Retention of Equity: Can It Mitigate the Hidden Costs in Initial Public Offerings?

University essay from Handelshögskolan i Stockholm/Institutionen för finansiell ekonomi

Abstract: It has been argued that the reason to include lockup agreements when going public is to alleviate the inefficiencies inherent to the IPO market. The hidden costs of asymmetric information and moral hazard have been proposed as the driver of the lockup length as well as the reason for the poor long-term performance of IPOs. In this thesis, we examine 2091 IPOs issued between 2000 and 2015, and hypothesize that asymmetric information and moral hazard are non-mutually exclusive problems. However, firms will exhibit a comparative exposure to one of the problems, which should consequently affect the long-term performance and the use of lockup agreements. We find evidence of the problems being non-mutually exclusive, and that all firms on average underperform long-term.

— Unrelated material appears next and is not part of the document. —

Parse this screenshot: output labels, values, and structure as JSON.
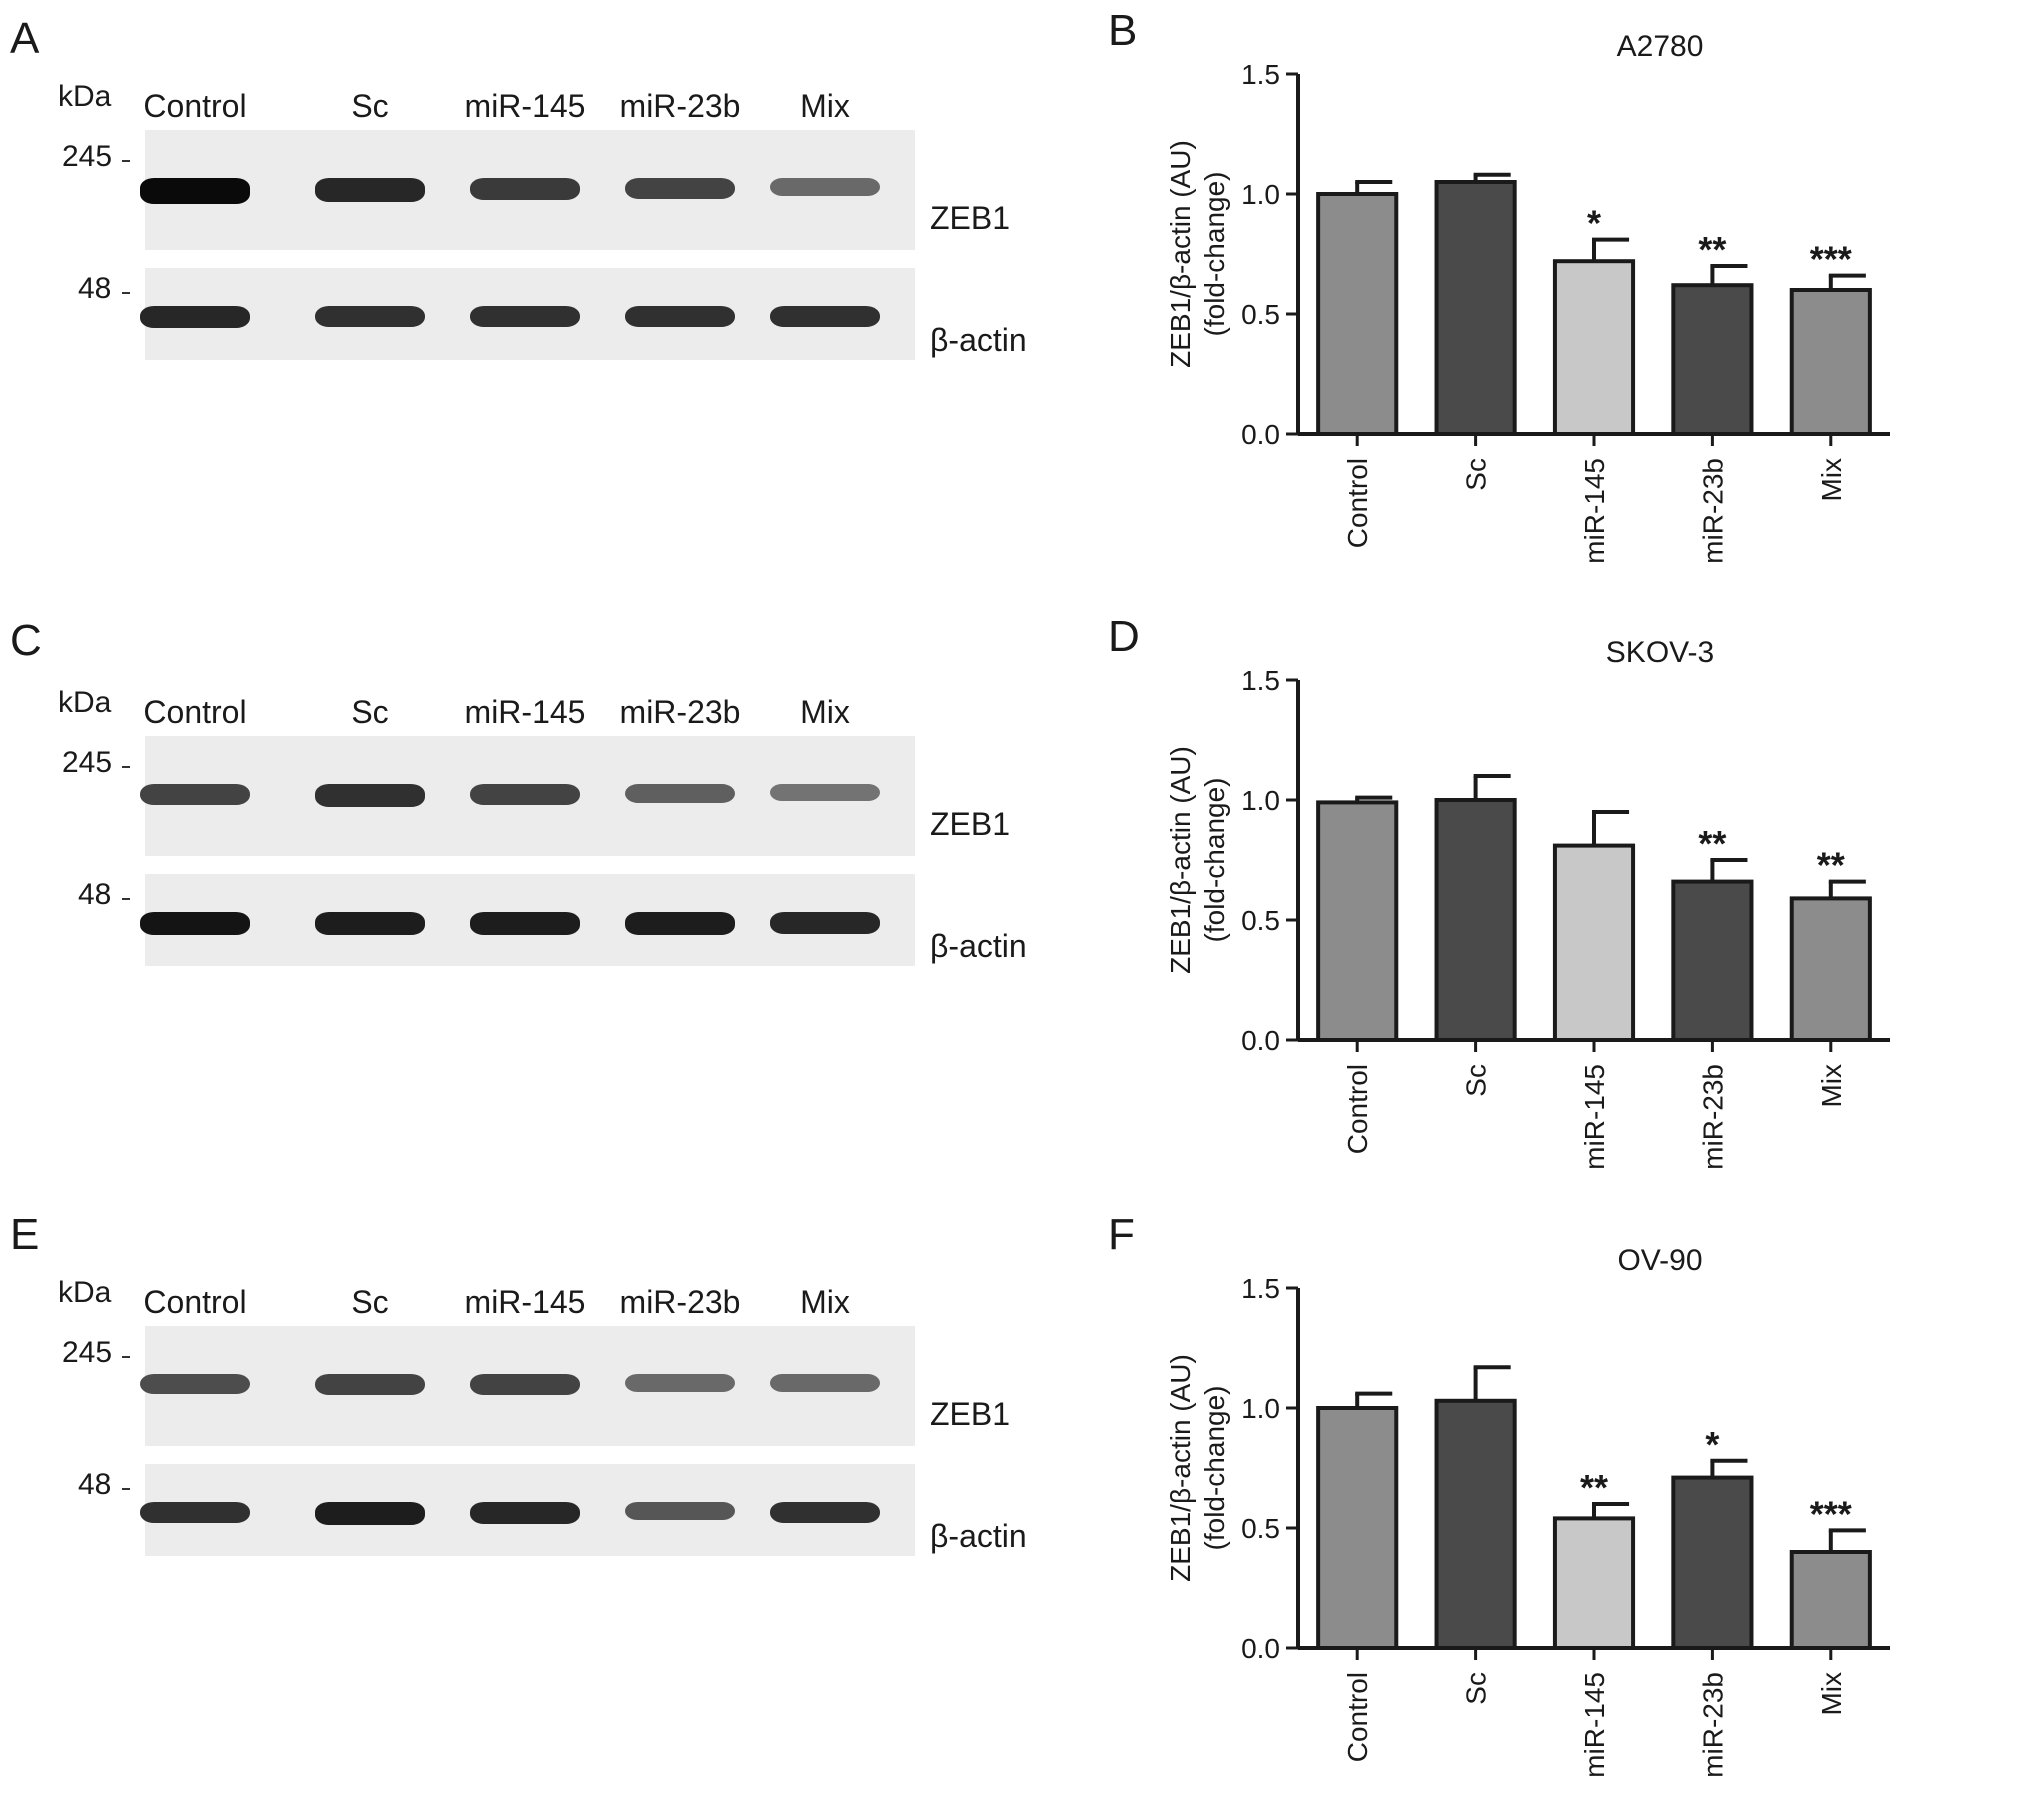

However, there is no evidence of a relative difference in long-term performance between firms in regards to their relative exposure to asymmetric information and moral hazard. We also find that lockup agreements have experienced a homogenization over time. Rather than being driven by moral hazard and information asymmetry, the underlying rationale for the lockup length has merely become the mimicking of a standard. What used to be a contractual feature designed to mitigate the hidden costs inherent to going public, it seems as if lockup agreements have essentially become a purposeless IPO term.